CFOs Weigh In on Benefits of Cloud Computing
by Terri Eyden on
By Christina Camara
A majority of top finance executives in US companies foresee Cloud computing lowering costs and helping their businesses succeed in the near future, according to a new survey - The Business Value of Cloud Reporting: A Survey of Senior Finance Executives.
The survey - sponsored by Google and conducted by CFO Research, the publisher of CFO magazine - is based on 310 electronic responses from senior finance executives working at large US-based companies.
Because CFOs are increasingly becoming key players in making IT decisions based on potential savings and the generation of new business, survey researchers wanted find out how CFOs are feeling about Cloud technology. Overall, survey results show that the majority of finance executives are impressed with Cloud computing and see it as part of their company's future:
- 76 percent said a "solid Cloud computing strategy" will be important for their company's success within the next twelve to eighteen months.
- 52 percent say their companies are in the process of considering or implementing a Cloud-based system.
- 40 percent of respondents said their companies consistently include Cloud-based options alongside on-premise options when evaluating new systems.
- 12 percent say they already prefer Cloud-based systems over traditional on-site servers.
As is to be expected, the cost-savings associated with Cloud technology is important to respondents:
- 71 percent said their largest Cloud computing project resulted in lower hardware costs.
- 66 percent said they saved money on system backup and data recovery.
- 66 percent noted a reduction in software costs.
- 59 percent saved money on labor costs associated with IT.
- 64 percent said complete implementation of Cloud technology would lower operational costs by up to 20 percent.
Matt Surka, research editor at CFO Research, said executives also envision Cloud computing helping IT departments focus on what is most important. "The Cloud certainly offers cost savings, but finance executives are most interested in using the Cloud to redirect IT resources to high-value activities - not strip resources out of IT."
IT-related findings include:
- 68 percent said Cloud-based systems would "meaningfully improve" IT's ability to focus on high-value activities, such as setting corporate strategies.

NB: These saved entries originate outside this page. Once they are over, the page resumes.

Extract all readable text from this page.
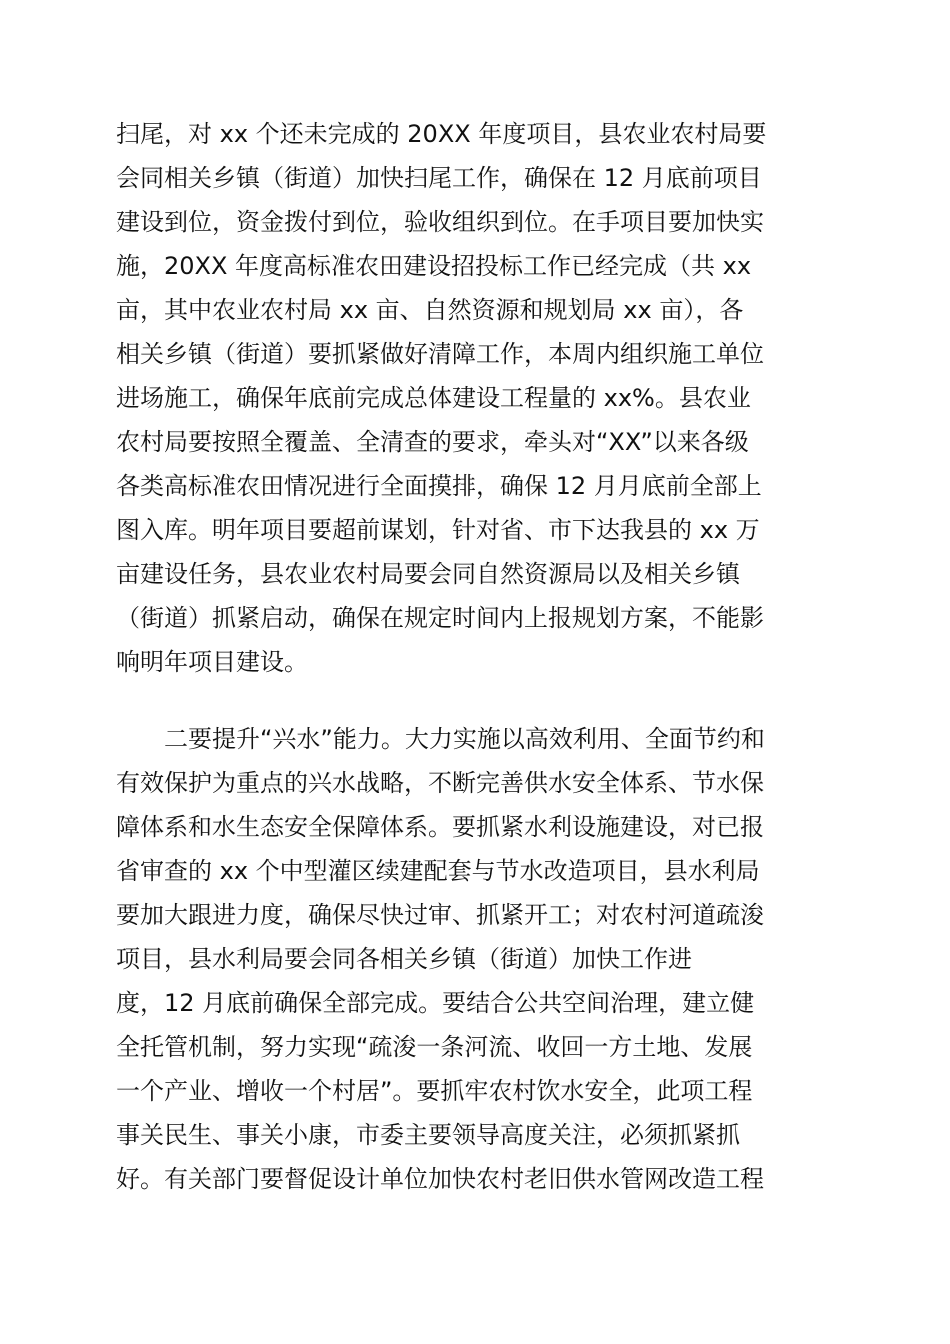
扫尾，对 xx 个还未完成的 20XX 年度项目，县农业农村局要
会同相关乡镇（街道）加快扫尾工作，确保在 12 月底前项目
建设到位，资金拨付到位，验收组织到位。在手项目要加快实
施，20XX 年度高标准农田建设招投标工作已经完成（共 xx
亩，其中农业农村局 xx 亩、自然资源和规划局 xx 亩），各
相关乡镇（街道）要抓紧做好清障工作，本周内组织施工单位
进场施工，确保年底前完成总体建设工程量的 xx%。县农业
农村局要按照全覆盖、全清查的要求，牵头对“XX”以来各级
各类高标准农田情况进行全面摸排，确保 12 月月底前全部上
图入库。明年项目要超前谋划，针对省、市下达我县的 xx 万
亩建设任务，县农业农村局要会同自然资源局以及相关乡镇
（街道）抓紧启动，确保在规定时间内上报规划方案，不能影
响明年项目建设。
二要提升“兴水”能力。大力实施以高效利用、全面节约和
有效保护为重点的兴水战略，不断完善供水安全体系、节水保
障体系和水生态安全保障体系。要抓紧水利设施建设，对已报
省审查的 xx 个中型灌区续建配套与节水改造项目，县水利局
要加大跟进力度，确保尽快过审、抓紧开工；对农村河道疏浚
项目，县水利局要会同各相关乡镇（街道）加快工作进
度，12 月底前确保全部完成。要结合公共空间治理，建立健
全托管机制，努力实现“疏浚一条河流、收回一方土地、发展
一个产业、增收一个村居”。要抓牢农村饮水安全，此项工程
事关民生、事关小康，市委主要领导高度关注，必须抓紧抓
好。有关部门要督促设计单位加快农村老旧供水管网改造工程
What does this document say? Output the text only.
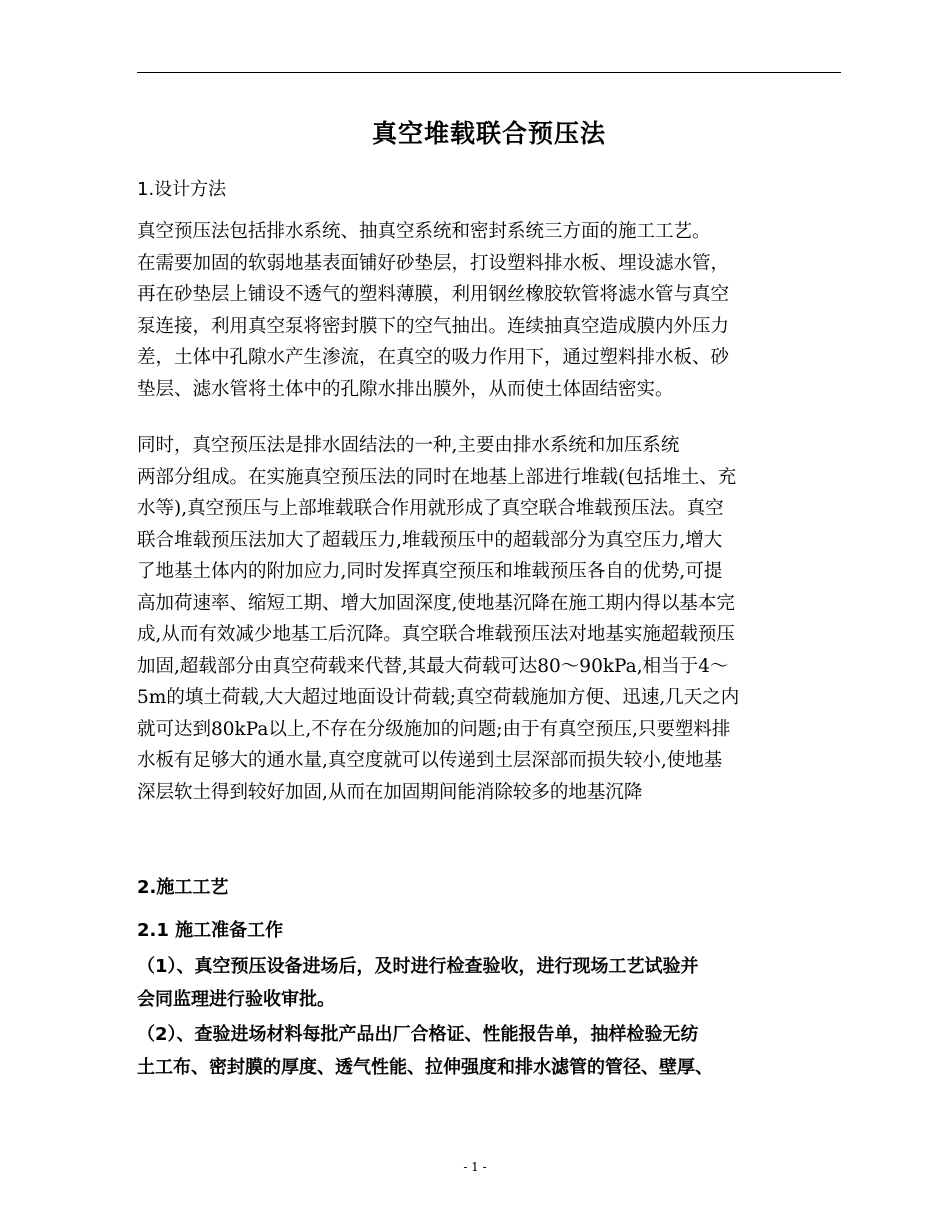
真空堆载联合预压法
1.设计方法

真空预压法包括排水系统、抽真空系统和密封系统三方面的施工工艺。
在需要加固的软弱地基表面铺好砂垫层，打设塑料排水板、埋设滤水管，
再在砂垫层上铺设不透气的塑料薄膜，利用钢丝橡胶软管将滤水管与真空
泵连接，利用真空泵将密封膜下的空气抽出。连续抽真空造成膜内外压力
差，土体中孔隙水产生渗流，在真空的吸力作用下，通过塑料排水板、砂
垫层、滤水管将土体中的孔隙水排出膜外，从而使土体固结密实。

同时，真空预压法是排水固结法的一种,主要由排水系统和加压系统
两部分组成。在实施真空预压法的同时在地基上部进行堆载(包括堆土、充
水等),真空预压与上部堆载联合作用就形成了真空联合堆载预压法。真空
联合堆载预压法加大了超载压力,堆载预压中的超载部分为真空压力,增大
了地基土体内的附加应力,同时发挥真空预压和堆载预压各自的优势,可提
高加荷速率、缩短工期、增大加固深度,使地基沉降在施工期内得以基本完
成,从而有效减少地基工后沉降。真空联合堆载预压法对地基实施超载预压
加固,超载部分由真空荷载来代替,其最大荷载可达80～90kPa,相当于4～
5m的填土荷载,大大超过地面设计荷载;真空荷载施加方便、迅速,几天之内
就可达到80kPa以上,不存在分级施加的问题;由于有真空预压,只要塑料排
水板有足够大的通水量,真空度就可以传递到土层深部而损失较小,使地基
深层软土得到较好加固,从而在加固期间能消除较多的地基沉降

2.施工工艺
2.1 施工准备工作

（1）、真空预压设备进场后，及时进行检查验收，进行现场工艺试验并
会同监理进行验收审批。

（2）、查验进场材料每批产品出厂合格证、性能报告单，抽样检验无纺
土工布、密封膜的厚度、透气性能、拉伸强度和排水滤管的管径、壁厚、

- 1 -
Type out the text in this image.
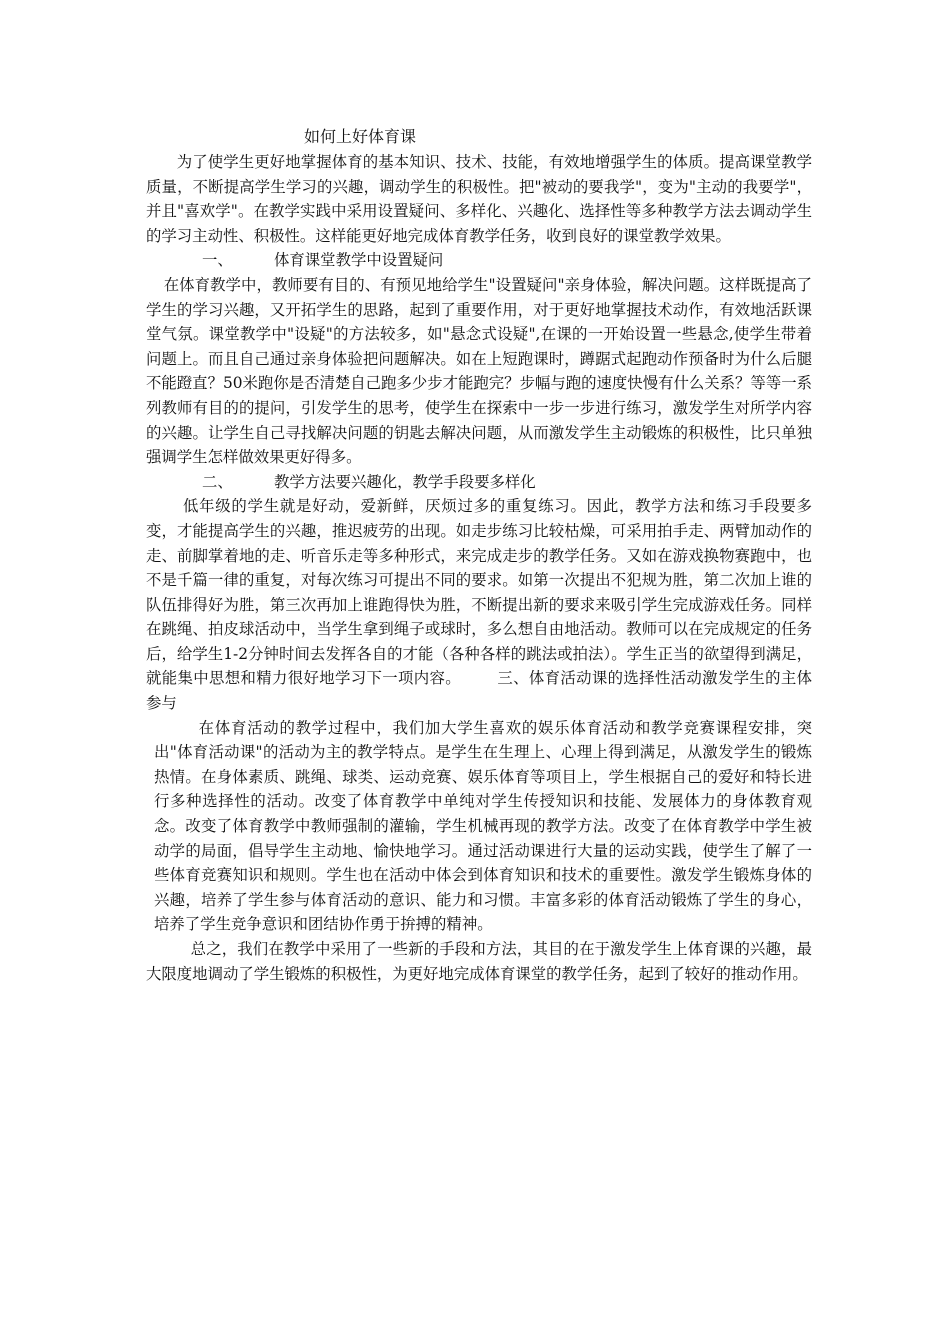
如何上好体育课

为了使学生更好地掌握体育的基本知识、技术、技能，有效地增强学生的体质。提高课堂教学质量，不断提高学生学习的兴趣，调动学生的积极性。把"被动的要我学"，变为"主动的我要学"，并且"喜欢学"。在教学实践中采用设置疑问、多样化、兴趣化、选择性等多种教学方法去调动学生的学习主动性、积极性。这样能更好地完成体育教学任务，收到良好的课堂教学效果。

一、	体育课堂教学中设置疑问

在体育教学中，教师要有目的、有预见地给学生"设置疑问"亲身体验，解决问题。这样既提高了学生的学习兴趣，又开拓学生的思路，起到了重要作用，对于更好地掌握技术动作，有效地活跃课堂气氛。课堂教学中"设疑"的方法较多，如"悬念式设疑",在课的一开始设置一些悬念,使学生带着问题上。而且自己通过亲身体验把问题解决。如在上短跑课时，蹲踞式起跑动作预备时为什么后腿不能蹬直？50米跑你是否清楚自己跑多少步才能跑完？步幅与跑的速度快慢有什么关系？等等一系列教师有目的的提问，引发学生的思考，使学生在探索中一步一步进行练习，激发学生对所学内容的兴趣。让学生自己寻找解决问题的钥匙去解决问题，从而激发学生主动锻炼的积极性，比只单独强调学生怎样做效果更好得多。

二、	教学方法要兴趣化，教学手段要多样化

低年级的学生就是好动，爱新鲜，厌烦过多的重复练习。因此，教学方法和练习手段要多变，才能提高学生的兴趣，推迟疲劳的出现。如走步练习比较枯燥，可采用拍手走、两臂加动作的走、前脚掌着地的走、听音乐走等多种形式，来完成走步的教学任务。又如在游戏换物赛跑中，也不是千篇一律的重复，对每次练习可提出不同的要求。如第一次提出不犯规为胜，第二次加上谁的队伍排得好为胜，第三次再加上谁跑得快为胜，不断提出新的要求来吸引学生完成游戏任务。同样在跳绳、拍皮球活动中，当学生拿到绳子或球时，多么想自由地活动。教师可以在完成规定的任务后，给学生1-2分钟时间去发挥各自的才能（各种各样的跳法或拍法）。学生正当的欲望得到满足，就能集中思想和精力很好地学习下一项内容。 三、体育活动课的选择性活动激发学生的主体参与

在体育活动的教学过程中，我们加大学生喜欢的娱乐体育活动和教学竞赛课程安排，突出"体育活动课"的活动为主的教学特点。是学生在生理上、心理上得到满足，从激发学生的锻炼热情。在身体素质、跳绳、球类、运动竞赛、娱乐体育等项目上，学生根据自己的爱好和特长进行多种选择性的活动。改变了体育教学中单纯对学生传授知识和技能、发展体力的身体教育观念。改变了体育教学中教师强制的灌输，学生机械再现的教学方法。改变了在体育教学中学生被动学的局面，倡导学生主动地、愉快地学习。通过活动课进行大量的运动实践，使学生了解了一些体育竞赛知识和规则。学生也在活动中体会到体育知识和技术的重要性。激发学生锻炼身体的兴趣，培养了学生参与体育活动的意识、能力和习惯。丰富多彩的体育活动锻炼了学生的身心，培养了学生竞争意识和团结协作勇于拚搏的精神。

总之，我们在教学中采用了一些新的手段和方法，其目的在于激发学生上体育课的兴趣，最大限度地调动了学生锻炼的积极性，为更好地完成体育课堂的教学任务，起到了较好的推动作用。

- 30 percent of respondents at companies with Cloud-based systems in place say the Cloud exceeded their expectations for improving employee mobility, and 35 percent say it improved productivity.
- 52 percent are including Cloud-based systems in their IT purchasing decisions.
- 68 percent of respondents cited security as an obstacle in implementing Cloud technology.
Florence de Borja, on CloudTweaks.com, said that "IT decision makers should get hands-on experience with Cloud computing to be successful." Staff training is also vital to successful implementation. Another important piece of advice from de Borjas is to "assign a group to study various public Cloud platforms to learn the Cloud's capabilities."
"Adoption of Cloud-based systems should, of course, be preceded by careful planning and due diligence, as with any IT or outsourcing project," according to the CFO Research report. "Our research indicates, however, that, if properly implemented, Cloud computing has a solid base of benefits to offer to most companies."